入り口に有った資料に復元イメージがありました。
寝泊まりするだけの簡易的な宿泊施設だったのでしょう。
ここからは遺されている遺構を見学しましょう。
園内マップには「かまど」と記されていた場所です。
煙突の周囲に8個の竃を置く窪みがあります。
平時はここでご飯を炊いていたのでしょうけど、主たる用途は戦時に大砲に使用する火種を絶やさないようにガンガン燃やすための物だったそうです。
弾薬庫。
東京都はもう少し管理をちゃんとしてください(笑)
下から土手の上を見上げてみましょう。
やはり視界が遮られるので戦の様子などはサッパリ分かりません。
黒船からの大砲が土手を越えてくる恐怖なども有ったのでしょうね。
これで一通り見て回りました。
当時の面影も残しつつ、犬たちが元気に走り回る平和な公園の姿が印象深いものでした。
幕末に作られた島から、現代に造られた水上の橋を眺めます。
建築技術の進歩の対比ですね。
こちらは第6台場。立ち入り禁止のため、自然や野生生物には楽園となっているのでしょうね。
第3台場との距離感。
レインボーブリッジから見る台場
レインボーブリッジのサウスルート(海側)を歩くと、台場の全容を眺める事ができます。

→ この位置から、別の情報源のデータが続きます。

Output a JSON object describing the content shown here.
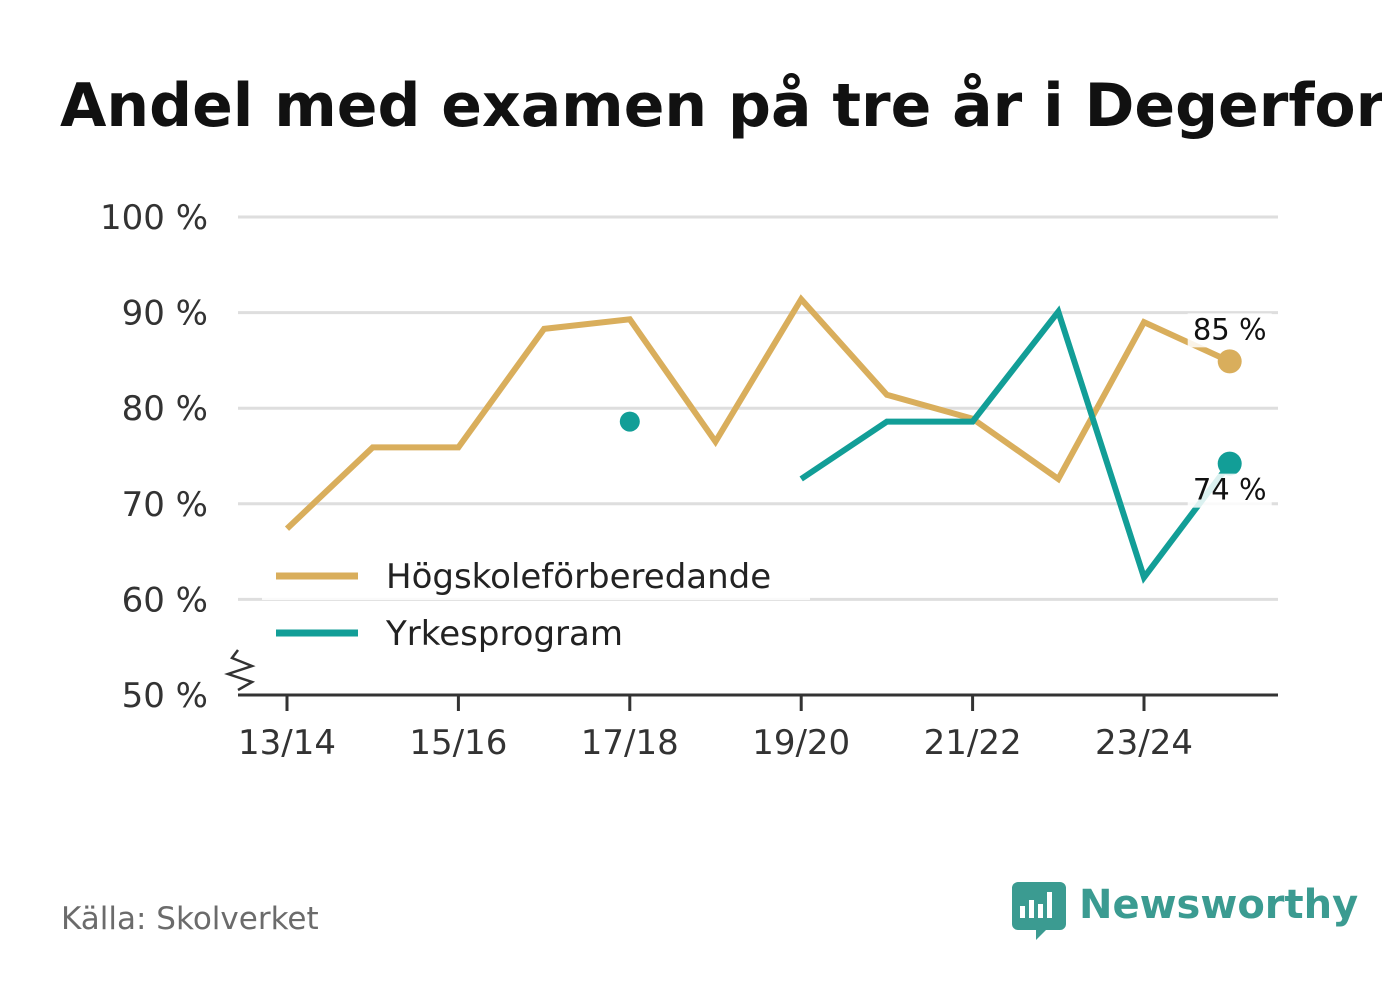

台場公園に行った際には、こちらも併せて歩いてみてください。
おわりに
「お台場にお城?」と驚かれる方がほとんどだと思います。
正確に言えばお城というよりは「軍事施設」「砦」という趣きですが、ペリーの江戸湾接岸を退けた歴史的な意義の深い施設です。
レジャーや建ち並ぶ大型ショッピングモールを回るので歴史に目を向ける暇も無いでしょうけど、少し休憩でもする際にビーチの向こうの島を眺めてみてもらえればな、と思います。